Mr Dutton was in Sydney at Bluescope and has claimed his gas policy will have “immediate impact”, benefiting households and industries.

But when asked when households will see the discounts, Mr Dutton said “we have said by the end of this calendar year.”

“It depends on when people are contracted and what their individual arrangements are. Across the economy, we reduce the cost of gas and we start negotiations with companies from day one.

“What we’re saying is we want to address the structural problem, the real foundational problem that is in the economy at the moment and that is that Labor’s renewables is an energy train wreck.”

“We are going to help consumers. Helping industrial users like BlueScope and Brickwork and others bring the costdown and consumers not only benefitin their own households but they also benefit because they are purchasing products in the economy.

Mr Dutton says negotiations with companies will begin within the first 100 days, if he becomes Prime Minister.

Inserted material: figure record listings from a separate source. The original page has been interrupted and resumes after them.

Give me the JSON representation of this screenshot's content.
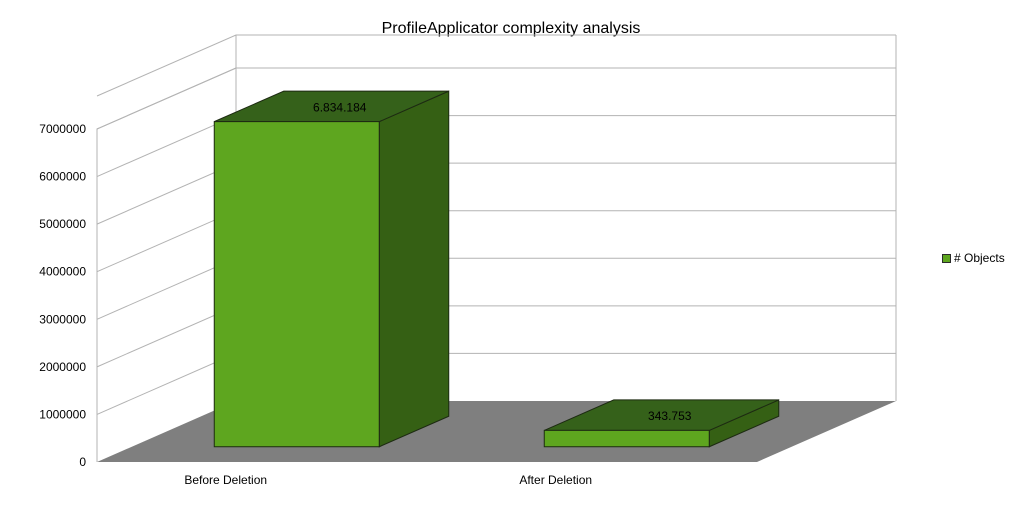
{
  "chart_data": {
    "type": "bar",
    "title": "ProfileApplicator complexity analysis",
    "categories": [
      "Before Deletion",
      "After Deletion"
    ],
    "series": [
      {
        "name": "# Objects",
        "values": [
          6834184,
          343753
        ],
        "labels": [
          "6.834.184",
          "343.753"
        ]
      }
    ],
    "y_ticks": [
      "0",
      "1000000",
      "2000000",
      "3000000",
      "4000000",
      "5000000",
      "6000000",
      "7000000"
    ],
    "ylim": [
      0,
      7000000
    ],
    "grid": true,
    "legend": "right",
    "three_d": true,
    "colors": {
      "bar_front": "#5ea61f",
      "bar_top": "#35611a",
      "bar_side": "#356014",
      "floor": "#7f7f7f",
      "grid": "#b3b3b3",
      "bar_outline": "#1d2a12"
    }
  }
}
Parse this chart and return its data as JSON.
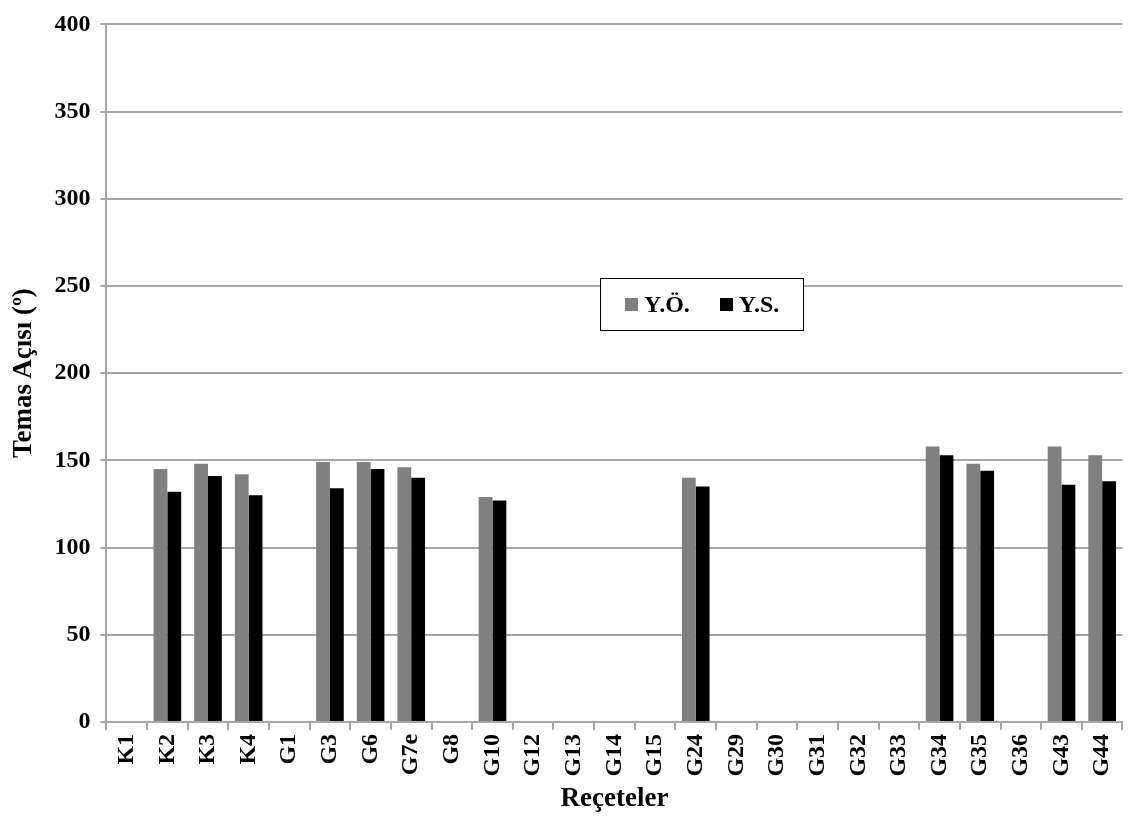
{
  "chart_data": {
    "type": "bar",
    "xlabel": "Reçeteler",
    "ylabel": "Temas Açısı (º)",
    "categories": [
      "K1",
      "K2",
      "K3",
      "K4",
      "G1",
      "G3",
      "G6",
      "G7e",
      "G8",
      "G10",
      "G12",
      "G13",
      "G14",
      "G15",
      "G24",
      "G29",
      "G30",
      "G31",
      "G32",
      "G33",
      "G34",
      "G35",
      "G36",
      "G43",
      "G44"
    ],
    "series": [
      {
        "name": "Y.Ö.",
        "color": "#808080",
        "values": [
          null,
          145,
          148,
          142,
          null,
          149,
          149,
          146,
          null,
          129,
          null,
          null,
          null,
          null,
          140,
          null,
          null,
          null,
          null,
          null,
          158,
          148,
          null,
          158,
          153
        ]
      },
      {
        "name": "Y.S.",
        "color": "#000000",
        "values": [
          null,
          132,
          141,
          130,
          null,
          134,
          145,
          140,
          null,
          127,
          null,
          null,
          null,
          null,
          135,
          null,
          null,
          null,
          null,
          null,
          153,
          144,
          null,
          136,
          138
        ]
      }
    ],
    "ylim": [
      0,
      400
    ],
    "yticks": [
      0,
      50,
      100,
      150,
      200,
      250,
      300,
      350,
      400
    ],
    "grid": "y",
    "legend": "center"
  }
}
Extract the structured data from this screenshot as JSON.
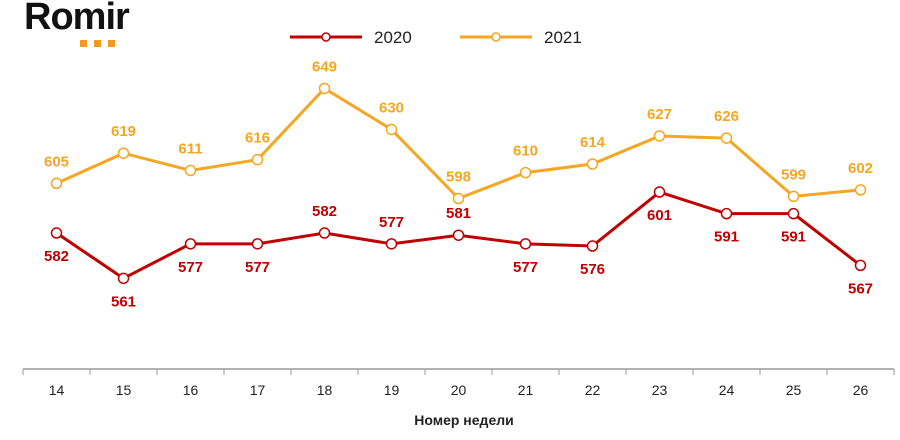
{
  "logo": "Romir",
  "chart_data": {
    "type": "line",
    "title": "",
    "xlabel": "Номер недели",
    "ylabel": "",
    "x": [
      "14",
      "15",
      "16",
      "17",
      "18",
      "19",
      "20",
      "21",
      "22",
      "23",
      "24",
      "25",
      "26"
    ],
    "ylim": [
      519,
      690
    ],
    "grid": false,
    "legend_placement": "top",
    "series": [
      {
        "name": "2020",
        "color": "#c00000",
        "values": [
          582,
          561,
          577,
          577,
          582,
          577,
          581,
          577,
          576,
          601,
          591,
          591,
          567
        ],
        "label_pos": [
          "below",
          "below",
          "below",
          "below",
          "above",
          "above",
          "above",
          "below",
          "below",
          "below",
          "below",
          "below",
          "below"
        ]
      },
      {
        "name": "2021",
        "color": "#f5a623",
        "values": [
          605,
          619,
          611,
          616,
          649,
          630,
          598,
          610,
          614,
          627,
          626,
          599,
          602
        ],
        "label_pos": [
          "above",
          "above",
          "above",
          "above",
          "above",
          "above",
          "above",
          "above",
          "above",
          "above",
          "above",
          "above",
          "above"
        ]
      }
    ]
  }
}
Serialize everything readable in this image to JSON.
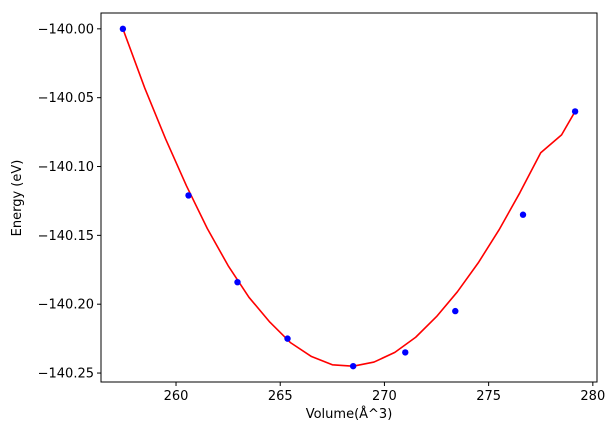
{
  "chart_data": {
    "type": "scatter",
    "title": "",
    "xlabel": "Volume(Å^3)",
    "ylabel": "Energy (eV)",
    "xlim": [
      256.4,
      280.2
    ],
    "ylim": [
      -140.2565,
      -139.9885
    ],
    "x_ticks": [
      260,
      265,
      270,
      275,
      280
    ],
    "x_tick_labels": [
      "260",
      "265",
      "270",
      "275",
      "280"
    ],
    "y_ticks": [
      -140.25,
      -140.2,
      -140.15,
      -140.1,
      -140.05,
      -140.0
    ],
    "y_tick_labels": [
      "−140.25",
      "−140.20",
      "−140.15",
      "−140.10",
      "−140.05",
      "−140.00"
    ],
    "grid": false,
    "series": [
      {
        "kind": "points",
        "color": "#0000ff",
        "x": [
          257.45,
          260.6,
          262.95,
          265.35,
          268.5,
          271.0,
          273.4,
          276.65,
          279.15
        ],
        "y": [
          -140.0,
          -140.121,
          -140.184,
          -140.225,
          -140.245,
          -140.235,
          -140.205,
          -140.135,
          -140.06
        ]
      },
      {
        "kind": "fit_curve",
        "color": "#ff0000",
        "x": [
          257.45,
          258.5,
          259.5,
          260.5,
          261.5,
          262.5,
          263.5,
          264.5,
          265.5,
          266.5,
          267.5,
          268.5,
          269.5,
          270.5,
          271.5,
          272.5,
          273.5,
          274.5,
          275.5,
          276.5,
          277.5,
          278.5,
          279.15
        ],
        "y": [
          -140.0,
          -140.043,
          -140.08,
          -140.114,
          -140.145,
          -140.172,
          -140.195,
          -140.213,
          -140.228,
          -140.238,
          -140.244,
          -140.245,
          -140.242,
          -140.235,
          -140.224,
          -140.209,
          -140.191,
          -140.17,
          -140.146,
          -140.119,
          -140.09,
          -140.077,
          -140.06
        ]
      }
    ]
  }
}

Modelling released on Tuesday proposes that the Coaltion will impose a gas security charge on gas exporters which will force them to divert gas to the domestic market.

This is how the Coaltion says it will bring down wholesale gas prices, then lowering gasbills for industrial users by 15 per cent and households by around 7 per cent.

Kimberley Braddish

Dutton says he’d do better at relationship with Trump amid new tariffs

Opposition Leader Peter Dutton reckons he’d do a better job at having a relationship with the US amid market turmoil.

It comes as Prime Minister Anthony Albanese refused to answer a question on Wednesday about whether he has spoken to US President Donald Trump directly, following the 10 per cent tariff announcement and the huge market slump.

Mr Dutton says “I think what Australians are worried about at the moment is - who is better to manage our economy and bring down the cost of living? Who can deal with economic headwinds?”.

“If we have a recession in the United States, if there is a global recession, if there’s a broader war in Europe, a Labor-Greens government with a weak and incompetent prime minister is not going to be able to deal with that.

“The Prime Minister has demonstrated that he’s always weak, always late to the game

“We have the contacts, we have the ability, we make sure that we work on relationships”.